The contemporary audience for these recordings may have been better prepared. Fats Waller and his Rhythm were becoming very popular during these years, and many aspects of Gaillard's singing could be viewed as well-crafted with Waller characteristics, as can that of his partner for much of this time, bassist-singer-zoomer Slam Stewart, and the vocal exchanges they shared. The "novelty song" was a fixture on radio and in club performances of the time.
Gaillard, however, stood in front of the microphone and the audience and boldy and deftly sang songs unlike almost any before. Songs about avocados and bongos, atomic cocktails and chicken rhythm, cement mixers and (of course) vout have never been commonplace. Delivered in a private Gaillard jive or in English and other languages real or imagined, the virtuoso vocal performance and the daring character that Gaillard projected lifted these recordings to a unique place in the world of swing music.
As the '40s began and progressed, Gaillard found success in Hollywood and Los Angeles, becoming a favorite of movie stars and the Central Avenue crowd, enriching the music scene that harbored T-Bone Walker, Nat Cole, and many other popular music artists. He appeared in a few movies, he was on the radio, he headlined at Billy Berg's. Life was vout-oreenie indeed, mellow as a cello, fine as wine.
Gaillard was in the studio often, parodying the crooners, cutting swing music incorporating Cuban, Yiddish, boogie woogie, and many other elements. His guitar playing took advantage of the electric amplification that had been pioneered by Charlie Christian, Les Paul and others, and he began to play very competent piano and vibes. He was able to record for the Armed Forces Radio, featuring then young lions Charlie Parker and Dizzy Gillespie. Norman Granz signed him and he toured with the Jazz at the Philharmonic star package, bringing his "Opera in Vout" to city after city.

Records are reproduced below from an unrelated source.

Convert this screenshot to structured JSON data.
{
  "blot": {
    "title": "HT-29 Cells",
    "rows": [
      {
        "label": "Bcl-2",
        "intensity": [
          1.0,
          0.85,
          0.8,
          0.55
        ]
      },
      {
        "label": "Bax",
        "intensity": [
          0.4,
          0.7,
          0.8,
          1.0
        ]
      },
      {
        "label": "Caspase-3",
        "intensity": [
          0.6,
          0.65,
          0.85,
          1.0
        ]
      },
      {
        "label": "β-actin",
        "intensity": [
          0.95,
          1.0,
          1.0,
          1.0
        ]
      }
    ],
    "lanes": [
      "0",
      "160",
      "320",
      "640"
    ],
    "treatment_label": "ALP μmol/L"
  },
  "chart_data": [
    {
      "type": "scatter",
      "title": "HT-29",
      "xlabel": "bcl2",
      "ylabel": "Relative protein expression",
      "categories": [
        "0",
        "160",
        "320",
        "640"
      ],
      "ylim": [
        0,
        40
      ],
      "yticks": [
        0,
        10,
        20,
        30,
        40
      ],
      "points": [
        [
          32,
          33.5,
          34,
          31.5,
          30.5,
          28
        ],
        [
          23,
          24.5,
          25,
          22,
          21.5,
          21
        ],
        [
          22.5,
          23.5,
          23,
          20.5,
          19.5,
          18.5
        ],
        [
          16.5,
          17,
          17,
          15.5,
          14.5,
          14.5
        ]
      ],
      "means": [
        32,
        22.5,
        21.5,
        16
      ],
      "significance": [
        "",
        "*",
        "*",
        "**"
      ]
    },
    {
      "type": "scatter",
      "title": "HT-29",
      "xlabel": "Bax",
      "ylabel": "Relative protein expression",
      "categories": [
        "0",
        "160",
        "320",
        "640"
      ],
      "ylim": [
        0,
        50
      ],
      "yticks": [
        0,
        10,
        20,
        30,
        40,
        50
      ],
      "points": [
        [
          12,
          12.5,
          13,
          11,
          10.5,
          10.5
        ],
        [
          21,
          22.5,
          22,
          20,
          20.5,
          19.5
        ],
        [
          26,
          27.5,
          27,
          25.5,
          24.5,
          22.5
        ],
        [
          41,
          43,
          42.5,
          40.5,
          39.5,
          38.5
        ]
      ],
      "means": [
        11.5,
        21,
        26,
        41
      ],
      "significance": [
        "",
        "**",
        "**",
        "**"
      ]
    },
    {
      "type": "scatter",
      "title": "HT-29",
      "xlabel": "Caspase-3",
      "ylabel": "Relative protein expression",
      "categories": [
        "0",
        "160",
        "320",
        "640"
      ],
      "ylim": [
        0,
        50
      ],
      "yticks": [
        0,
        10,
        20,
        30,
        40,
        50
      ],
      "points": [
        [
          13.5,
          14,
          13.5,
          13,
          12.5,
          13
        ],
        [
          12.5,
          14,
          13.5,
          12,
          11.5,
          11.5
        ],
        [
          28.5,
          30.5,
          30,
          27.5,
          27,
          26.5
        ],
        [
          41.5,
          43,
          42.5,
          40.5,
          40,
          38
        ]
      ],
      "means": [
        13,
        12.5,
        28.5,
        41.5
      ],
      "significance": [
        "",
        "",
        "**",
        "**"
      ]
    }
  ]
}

By the close of the decade and into the '50s, the momentum slowed, and Gaillard recorded less and almost slipped into obscurity. He recorded a wonderful record for Dot at the close of the '50s, and then was silent until many years later he recorded a final two, including one of Cuban music and his "reminiscences" of Havana. He starred in the TV epic "Roots" but was never able to see the "big comeback" he may have hoped would arrive.
Proper has chosen a strong collection of the material from these years, arranged chronologically and accompanied by a 44-page booklet that begins to tell the story of this zany artist. The collection showcases his amazing singing. Slim could swing a lyric like no one else. He glibly tossed off phrases that I could study for weeks and not duplicate. "Laughing in Rhythm" serves as an excellent introduction to this fascinating man and his art.